Budget update: let’s invest in people

Budget update: let’s invest in people
Budget update: let’s invest in people

However, except for real estate groups managing several doors, the time has come for budgetary austerity and small savings, savings made to the detriment of too many socio-economically precarious people in Mauricie. The government refuses to regulate the amount of rents by establishing a national rent register. The government refuses to increase last-resort aid and continues to set up pitfalls for people who are already destitute, despite a medical diagnosis of incapacity for work because the diagnosis does not correspond to the illnesses recognized by social assistance. There is also the desire to penalize single-parent women with a child under the age of five, in the midst of a shortage of daycare places.

The government also forgets people recognized as suffering from a disability who are entitled to a minimal income, just like retired people who have not been able to accumulate savings during their life. And there are all these unemployed people, those who have precarious jobs, on call or at minimum wage. Many are afraid of losing their housing, many lose little bits of their dignity each time they go to the food bank, many go without food, many wait to obtain health care and public social services, many have no one left. who to talk to. Not to mention the street which too often becomes the only option, due to lack of being able to spend $1000 per month on accommodation. All these people who do not benefit from tax cuts are real and are not simply a percentage taken from a dashboard.

However, this reality no longer seems to move the people who manage the community’s budget. We prefer to invest more than 30 billion in the development of a possible battery sector which, in turn, requires investments of more than 80 billion so that our state company, Hydro-Québec, can supply the demand of energy-consuming energy processes. production. We also prefer to promise to invest another 10 billion in the construction of a possible third motorway link, everything that science implores us not to do.
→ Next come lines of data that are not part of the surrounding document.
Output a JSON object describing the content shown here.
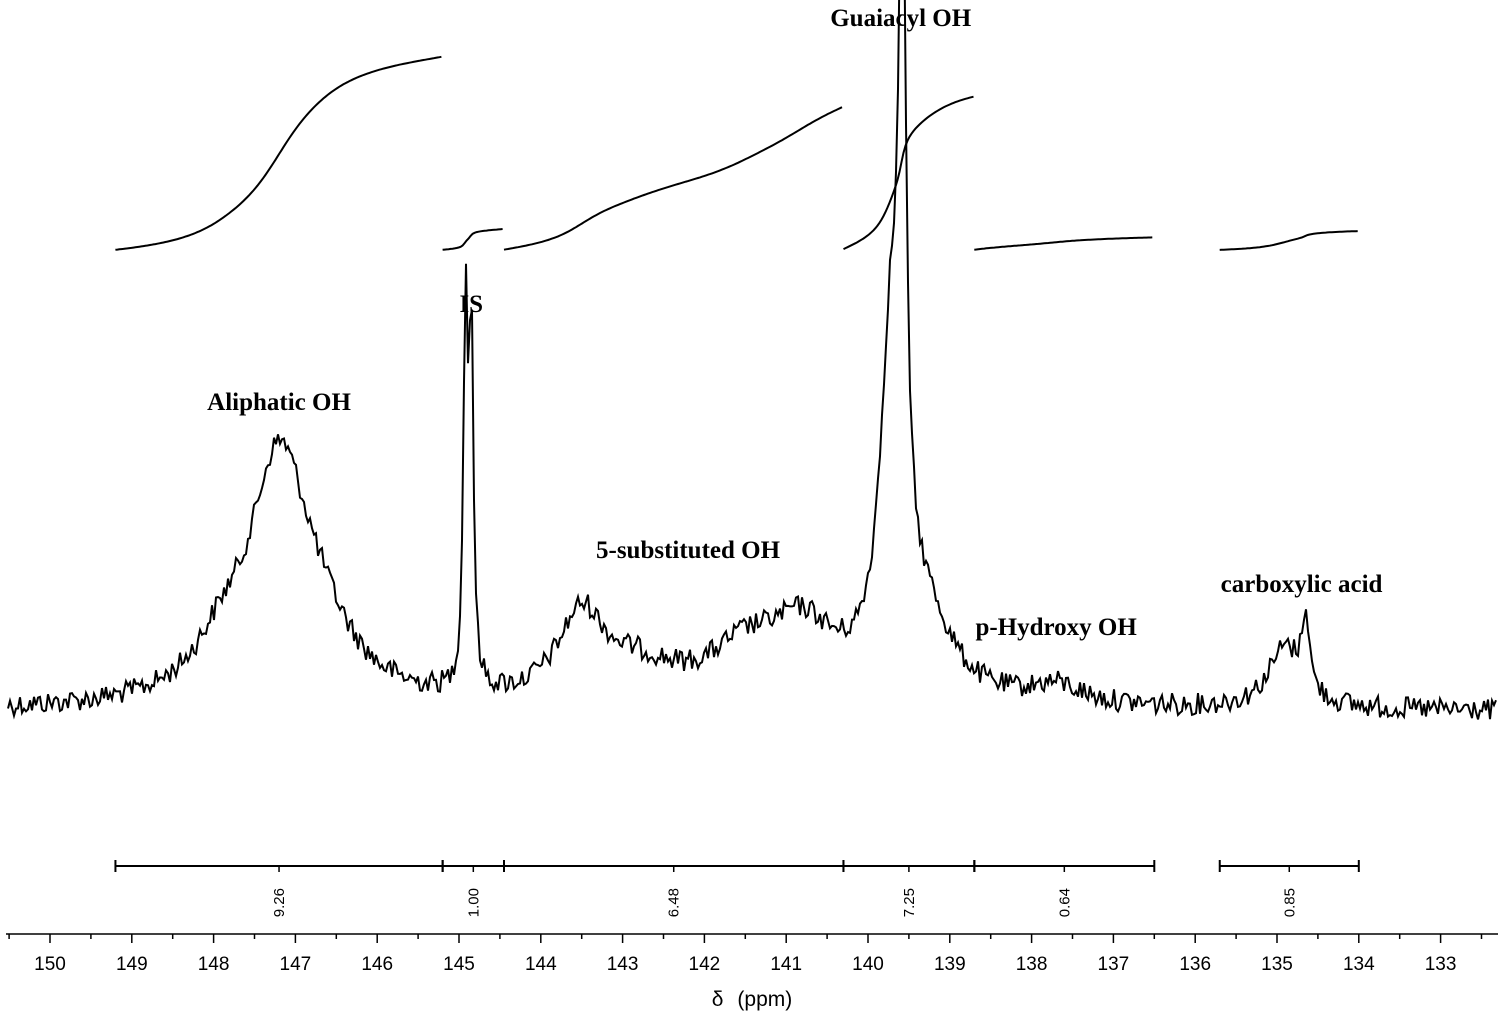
{
  "chart_data": {
    "type": "line",
    "title": "",
    "xlabel": "δ",
    "xunit": "(ppm)",
    "xlim": [
      150.5,
      132.5
    ],
    "x_reversed": true,
    "ticks": [
      "150",
      "149",
      "148",
      "147",
      "146",
      "145",
      "144",
      "143",
      "142",
      "141",
      "140",
      "139",
      "138",
      "137",
      "136",
      "135",
      "134",
      "133"
    ],
    "grid": false,
    "legend": "none",
    "annotations": [
      {
        "text": "Aliphatic OH",
        "x": 147.2
      },
      {
        "text": "IS",
        "x": 144.85
      },
      {
        "text": "5-substituted OH",
        "x": 142.2
      },
      {
        "text": "Guaiacyl OH",
        "x": 139.6
      },
      {
        "text": "p-Hydroxy OH",
        "x": 137.7
      },
      {
        "text": "carboxylic acid",
        "x": 134.7
      }
    ],
    "peaks": [
      {
        "label": "Aliphatic OH",
        "center": 147.2,
        "width": 0.45,
        "height": 0.62
      },
      {
        "label": "Aliphatic OH shoulder",
        "center": 146.7,
        "width": 0.5,
        "height": 0.12
      },
      {
        "label": "Aliphatic OH shoulder",
        "center": 147.9,
        "width": 0.4,
        "height": 0.1
      },
      {
        "label": "IS",
        "center": 144.92,
        "width": 0.03,
        "height": 1.0
      },
      {
        "label": "IS",
        "center": 144.85,
        "width": 0.03,
        "height": 0.95
      },
      {
        "label": "5-substituted OH",
        "center": 143.5,
        "width": 0.35,
        "height": 0.22
      },
      {
        "label": "5-substituted OH",
        "center": 142.8,
        "width": 0.6,
        "height": 0.08
      },
      {
        "label": "5-substituted OH",
        "center": 141.5,
        "width": 0.55,
        "height": 0.12
      },
      {
        "label": "5-substituted OH",
        "center": 140.8,
        "width": 0.5,
        "height": 0.18
      },
      {
        "label": "Guaiacyl OH",
        "center": 139.72,
        "width": 0.16,
        "height": 0.85
      },
      {
        "label": "Guaiacyl OH",
        "center": 139.58,
        "width": 0.05,
        "height": 1.72
      },
      {
        "label": "Guaiacyl OH shoulder",
        "center": 139.3,
        "width": 0.4,
        "height": 0.2
      },
      {
        "label": "p-Hydroxy OH",
        "center": 137.7,
        "width": 0.4,
        "height": 0.05
      },
      {
        "label": "carboxylic acid",
        "center": 134.9,
        "width": 0.25,
        "height": 0.16
      },
      {
        "label": "carboxylic acid",
        "center": 134.65,
        "width": 0.05,
        "height": 0.2
      }
    ],
    "integrals": [
      {
        "from": 149.2,
        "to": 145.2,
        "value": "9.26",
        "curve_rise": 0.92
      },
      {
        "from": 145.2,
        "to": 144.45,
        "value": "1.00",
        "curve_rise": 0.1
      },
      {
        "from": 144.45,
        "to": 140.3,
        "value": "6.48",
        "curve_rise": 0.68
      },
      {
        "from": 140.3,
        "to": 138.7,
        "value": "7.25",
        "curve_rise": 0.73
      },
      {
        "from": 138.7,
        "to": 136.5,
        "value": "0.64",
        "curve_rise": 0.06
      },
      {
        "from": 135.7,
        "to": 134.0,
        "value": "0.85",
        "curve_rise": 0.09
      }
    ]
  }
}
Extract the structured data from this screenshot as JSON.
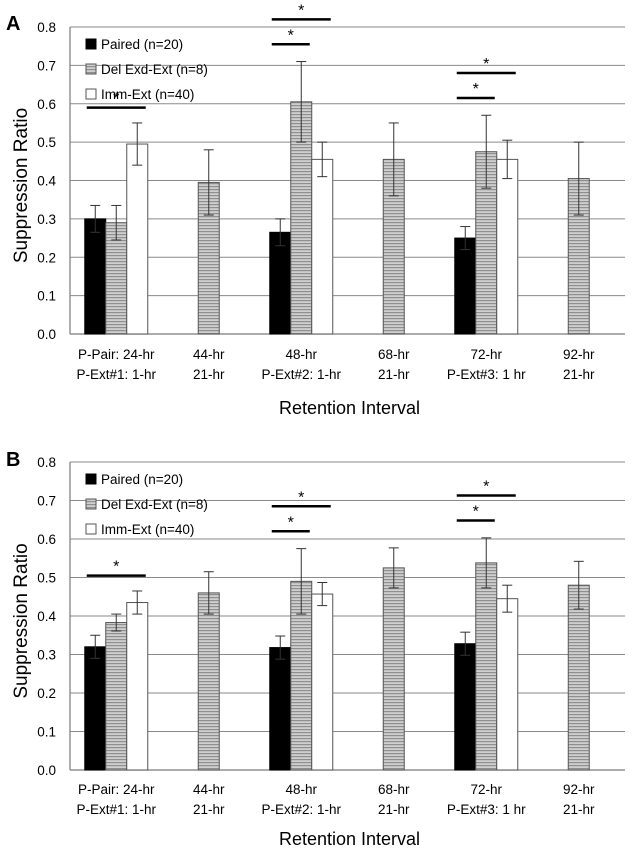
{
  "chart_data": [
    {
      "type": "bar",
      "panel": "A",
      "ylabel": "Suppression Ratio",
      "xlabel": "Retention Interval",
      "ylim": [
        0,
        0.8
      ],
      "yticks": [
        "0.0",
        "0.1",
        "0.2",
        "0.3",
        "0.4",
        "0.5",
        "0.6",
        "0.7",
        "0.8"
      ],
      "grid": true,
      "legend_position": "top-left",
      "categories": [
        {
          "line1": "P-Pair: 24-hr",
          "line2": "P-Ext#1: 1-hr"
        },
        {
          "line1": "44-hr",
          "line2": "21-hr"
        },
        {
          "line1": "48-hr",
          "line2": "P-Ext#2: 1-hr"
        },
        {
          "line1": "68-hr",
          "line2": "21-hr"
        },
        {
          "line1": "72-hr",
          "line2": "P-Ext#3: 1 hr"
        },
        {
          "line1": "92-hr",
          "line2": "21-hr"
        }
      ],
      "series": [
        {
          "name": "Paired (n=20)",
          "style": "black",
          "values": [
            0.3,
            null,
            0.265,
            null,
            0.25,
            null
          ],
          "err": [
            0.035,
            null,
            0.035,
            null,
            0.03,
            null
          ]
        },
        {
          "name": "Del Exd-Ext (n=8)",
          "style": "gray-striped",
          "values": [
            0.29,
            0.395,
            0.605,
            0.455,
            0.475,
            0.405
          ],
          "err": [
            0.045,
            0.085,
            0.105,
            0.095,
            0.095,
            0.095
          ]
        },
        {
          "name": "Imm-Ext (n=40)",
          "style": "white",
          "values": [
            0.495,
            null,
            0.455,
            null,
            0.455,
            null
          ],
          "err": [
            0.055,
            null,
            0.045,
            null,
            0.05,
            null
          ]
        }
      ],
      "significance": [
        {
          "group": 0,
          "from": "Paired (n=20)",
          "to": "Imm-Ext (n=40)",
          "label": "*"
        },
        {
          "group": 2,
          "from": "Paired (n=20)",
          "to": "Del Exd-Ext (n=8)",
          "label": "*"
        },
        {
          "group": 2,
          "from": "Paired (n=20)",
          "to": "Imm-Ext (n=40)",
          "label": "*"
        },
        {
          "group": 4,
          "from": "Paired (n=20)",
          "to": "Del Exd-Ext (n=8)",
          "label": "*"
        },
        {
          "group": 4,
          "from": "Paired (n=20)",
          "to": "Imm-Ext (n=40)",
          "label": "*"
        }
      ]
    },
    {
      "type": "bar",
      "panel": "B",
      "ylabel": "Suppression Ratio",
      "xlabel": "Retention Interval",
      "ylim": [
        0,
        0.8
      ],
      "yticks": [
        "0.0",
        "0.1",
        "0.2",
        "0.3",
        "0.4",
        "0.5",
        "0.6",
        "0.7",
        "0.8"
      ],
      "grid": true,
      "legend_position": "top-left",
      "categories": [
        {
          "line1": "P-Pair: 24-hr",
          "line2": "P-Ext#1: 1-hr"
        },
        {
          "line1": "44-hr",
          "line2": "21-hr"
        },
        {
          "line1": "48-hr",
          "line2": "P-Ext#2: 1-hr"
        },
        {
          "line1": "68-hr",
          "line2": "21-hr"
        },
        {
          "line1": "72-hr",
          "line2": "P-Ext#3: 1 hr"
        },
        {
          "line1": "92-hr",
          "line2": "21-hr"
        }
      ],
      "series": [
        {
          "name": "Paired (n=20)",
          "style": "black",
          "values": [
            0.32,
            null,
            0.318,
            null,
            0.328,
            null
          ],
          "err": [
            0.03,
            null,
            0.03,
            null,
            0.03,
            null
          ]
        },
        {
          "name": "Del Exd-Ext (n=8)",
          "style": "gray-striped",
          "values": [
            0.383,
            0.46,
            0.49,
            0.525,
            0.538,
            0.48
          ],
          "err": [
            0.022,
            0.055,
            0.085,
            0.052,
            0.065,
            0.062
          ]
        },
        {
          "name": "Imm-Ext (n=40)",
          "style": "white",
          "values": [
            0.435,
            null,
            0.457,
            null,
            0.445,
            null
          ],
          "err": [
            0.03,
            null,
            0.03,
            null,
            0.035,
            null
          ]
        }
      ],
      "significance": [
        {
          "group": 0,
          "from": "Paired (n=20)",
          "to": "Imm-Ext (n=40)",
          "label": "*"
        },
        {
          "group": 2,
          "from": "Paired (n=20)",
          "to": "Del Exd-Ext (n=8)",
          "label": "*"
        },
        {
          "group": 2,
          "from": "Paired (n=20)",
          "to": "Imm-Ext (n=40)",
          "label": "*"
        },
        {
          "group": 4,
          "from": "Paired (n=20)",
          "to": "Del Exd-Ext (n=8)",
          "label": "*"
        },
        {
          "group": 4,
          "from": "Paired (n=20)",
          "to": "Imm-Ext (n=40)",
          "label": "*"
        }
      ]
    }
  ],
  "colors": {
    "paired": "#000000",
    "del": "#c9c9c9",
    "del_stripe": "#8f8f8f",
    "imm": "#ffffff",
    "grid": "#8a8a8a",
    "axis": "#7a7a7a",
    "bar_edge": "#555555"
  }
}
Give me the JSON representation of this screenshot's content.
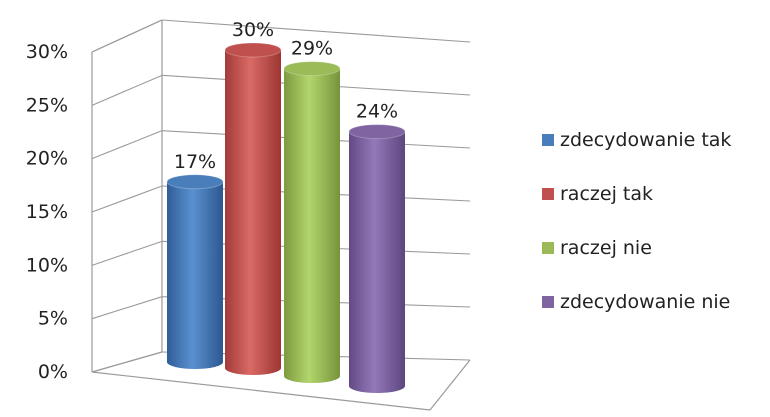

Meanwhile, we are cutting back on the renovation of schools and hospitals, we are neglecting the maintenance of our essential infrastructure, we are refusing to increase last resort aid, the basic amount of which is equivalent to a little less than $10,000 per person. year, a third of the salary increase for deputies. Compared to the sums invested in the ambitions surrounding the battery sector and the third link, it would cost a very small part of these ambitions to allow all these people to regain a bit of dignity.

As the budget update approaches, we hope that the government will stop looking the other way and will honor its duty to redistribute collective wealth to those who need it most. Social justice is not a matter of political color, it is first and foremost a matter of humanity. So let’s focus on the socio-economic benefits of investing in the population and stop condemning already precarious people to live in inhumane conditions.